The student is not visible to the teacher for issues of security as well. In the TutorABC experience, lots of celebrities in Taiwan and China want to improve their English, but wish to avoid publicity.
The right side of the screen acts as a white board for the teacher to provide learning resources, while a chat box below the camera allows for written clarification of sentence patterns.
TutorMing discourages students from taking notes, as the entire lesson is recorded and can be reviewed by the student at will.
Christine Wang emphasizes that TutorMing differs from similar online tutorials offered over Skype in the flexibility and durability of its platform and in its attention to tech support in case of problems. Even more importantly, teachers are certified Chinese-language teachers from Taiwan and China. In fact, many of them are teaching in the foreign language departments of universities in the United States and Europe, allowing TutorMing to offer instructions hours in any time zone.
Entrepreneur Peter Sutton says the inspiration for Woodpecker Learning emerged from his own struggles to achieve fluency in Chinese. After several years of intense study, he had reached the point where he could read at a fairly high level, but his listening and speaking skills were less advanced. Advised to watch Chinese-language TV to improve his listening comprehension, he was frustrated by the speed at which the subtitles passed along the screen, and wished for a way to somehow pause the broadcast and find the definition and context for any given word that he didn’t understand. It occurred to him that if he faced this frustration, others probably did as well.
That inspiration led him to join forces with Gijs Slijpen, a Dutch native studying engineering and Chinese in Taiwan, who had experienced those same frustrations while learning Chinese. The two brought their business and engineering acumen to bear to develop an app that would allow students access to thousands of subtitled YouTube videos. By itself, this idea was not new. The difference is that Woodpecker features built-in dictionaries to provide instant clarity.
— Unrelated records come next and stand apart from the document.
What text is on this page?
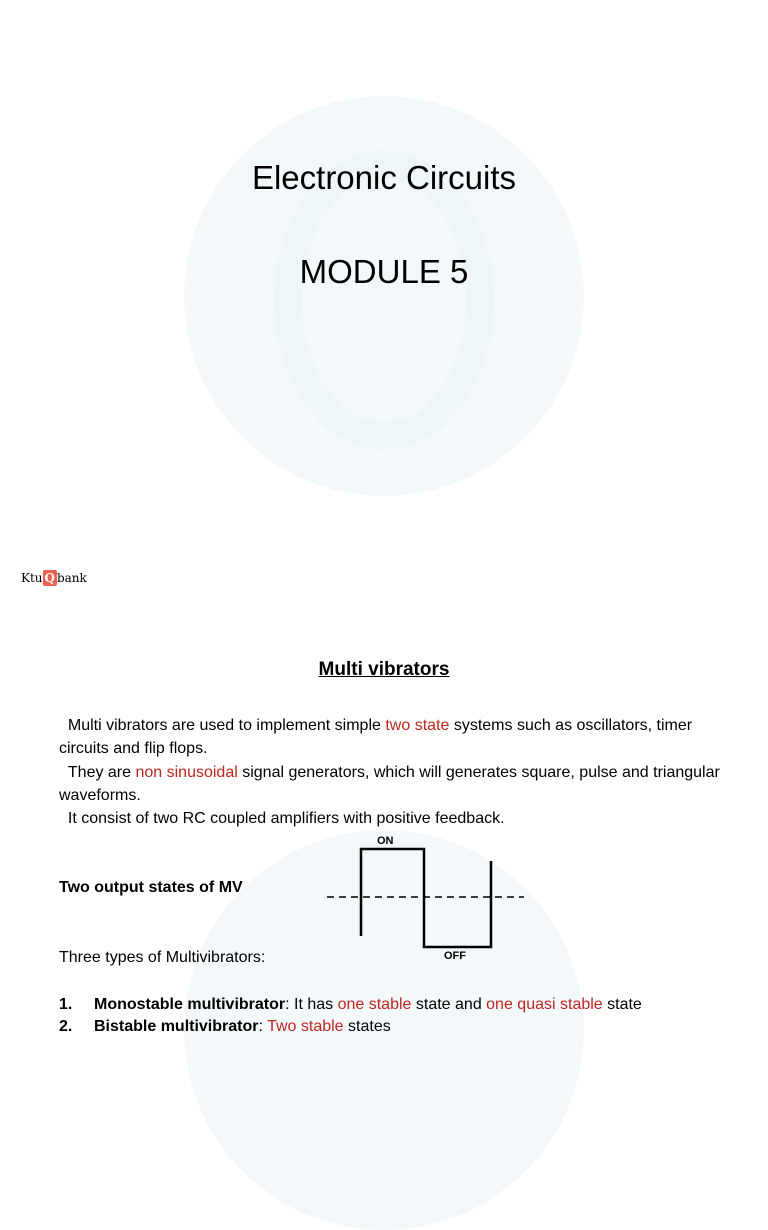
Electronic Circuits
MODULE 5
Ktu Q bank
Multi vibrators
Multi vibrators are used to implement simple two state systems such as oscillators, timer circuits and flip flops.
They are non sinusoidal signal generators, which will generates square, pulse and triangular waveforms.
It consist of two RC coupled amplifiers with positive feedback.
Two output states of MV
ON
OFF
Three types of Multivibrators:
1. Monostable multivibrator: It has one stable state and one quasi stable state
2. Bistable multivibrator: Two stable states
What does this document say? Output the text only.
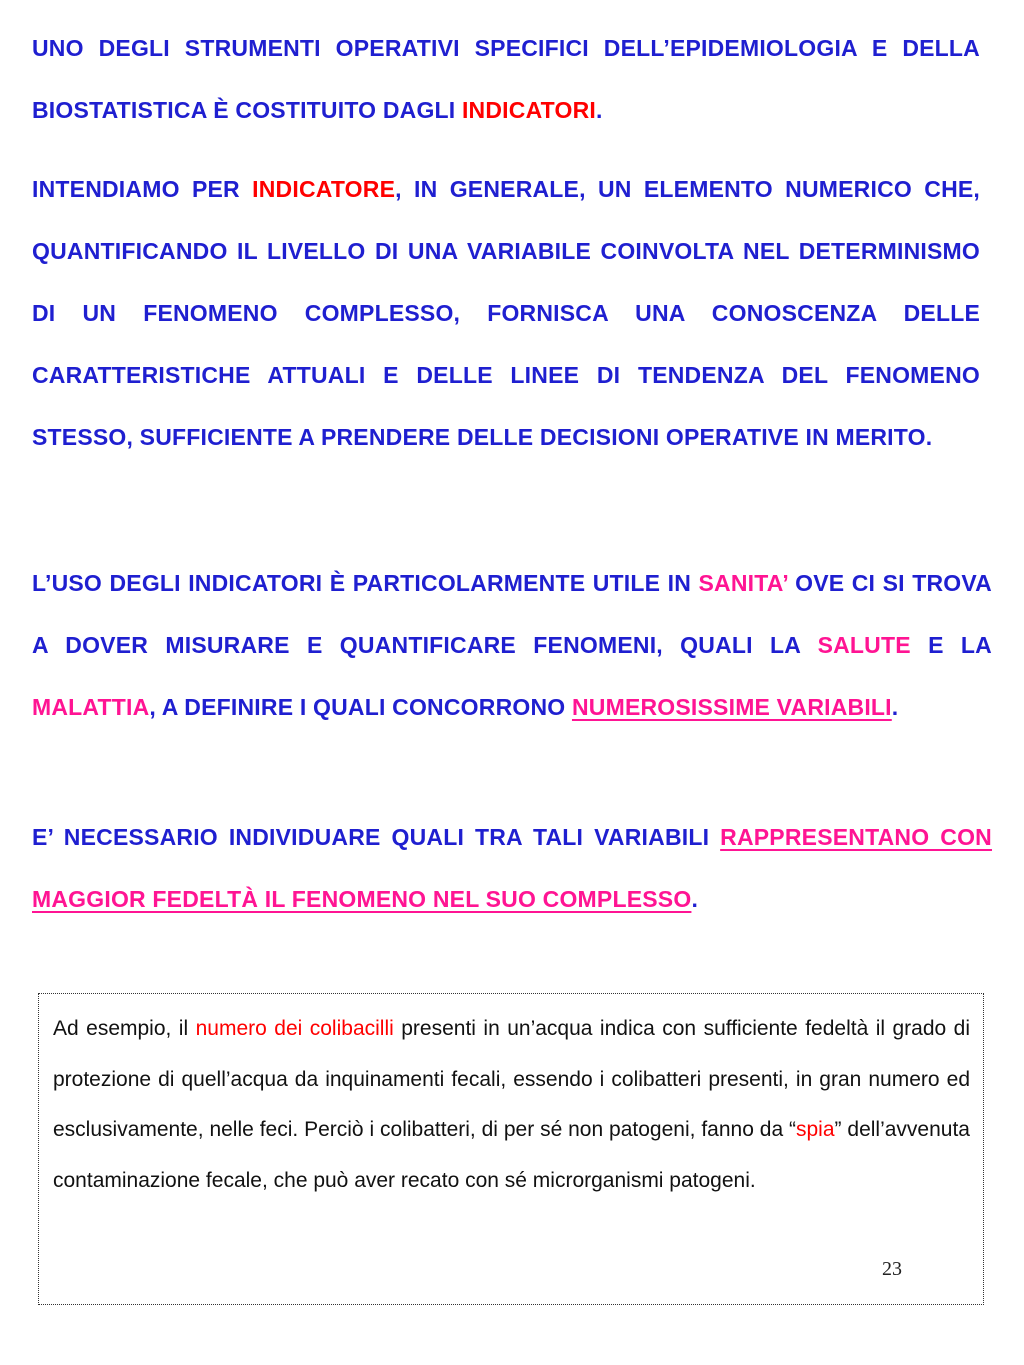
UNO DEGLI STRUMENTI OPERATIVI SPECIFICI DELL’EPIDEMIOLOGIA E DELLA BIOSTATISTICA È COSTITUITO DAGLI INDICATORI.

INTENDIAMO PER INDICATORE, IN GENERALE, UN ELEMENTO NUMERICO CHE, QUANTIFICANDO IL LIVELLO DI UNA VARIABILE COINVOLTA NEL DETERMINISMO DI UN FENOMENO COMPLESSO, FORNISCA UNA CONOSCENZA DELLE CARATTERISTICHE ATTUALI E DELLE LINEE DI TENDENZA DEL FENOMENO STESSO, SUFFICIENTE A PRENDERE DELLE DECISIONI OPERATIVE IN MERITO.

L’USO DEGLI INDICATORI È PARTICOLARMENTE UTILE IN SANITA’ OVE CI SI TROVA A DOVER MISURARE E QUANTIFICARE FENOMENI, QUALI LA SALUTE E LA MALATTIA, A DEFINIRE I QUALI CONCORRONO NUMEROSISSIME VARIABILI.

E’ NECESSARIO INDIVIDUARE QUALI TRA TALI VARIABILI RAPPRESENTANO CON MAGGIOR FEDELTÀ IL FENOMENO NEL SUO COMPLESSO.

Ad esempio, il numero dei colibacilli presenti in un’acqua indica con sufficiente fedeltà il grado di protezione di quell’acqua da inquinamenti fecali, essendo i colibatteri presenti, in gran numero ed esclusivamente, nelle feci. Perciò i colibatteri, di per sé non patogeni, fanno da “spia” dell’avvenuta contaminazione fecale, che può aver recato con sé microrganismi patogeni.

23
If a language learner watching a video on Woodpecker hears or reads an unfamiliar word, placing the cursor over the word in the subtitles brings up the word’s definition and context. A simple click enables the viewer to rewind as needed.
The name Woodpecker Learning refers to the woodpecker’s persistence in tapping at the tree trunk. So far the company has some 410 channels and 67,000 videos already on its site aimed at English-language learners, which remains by far the largest market for language learning around the world. For Chinese-language learning, Woodpecker provides 27 channels with over 4,800 videos with Chinese audio and subtitles, and 950 videos with English subtitles as well.
Woodpecker is aimed at high intermediate to advanced language learners who, for the sake of immersion training, need content originally generated for native speakers. Besides English and Chinese, it has plans to launch Spanish, Japanese, German, and French services, which will allow students to translate not just into English but directly between those languages as well.
Woodpecker provides these open-source dictionaries free of charge to learners and vows to never charge for content that is otherwise offered freely over the Web. It is preparing to offer deluxe service packages for a charge in the future.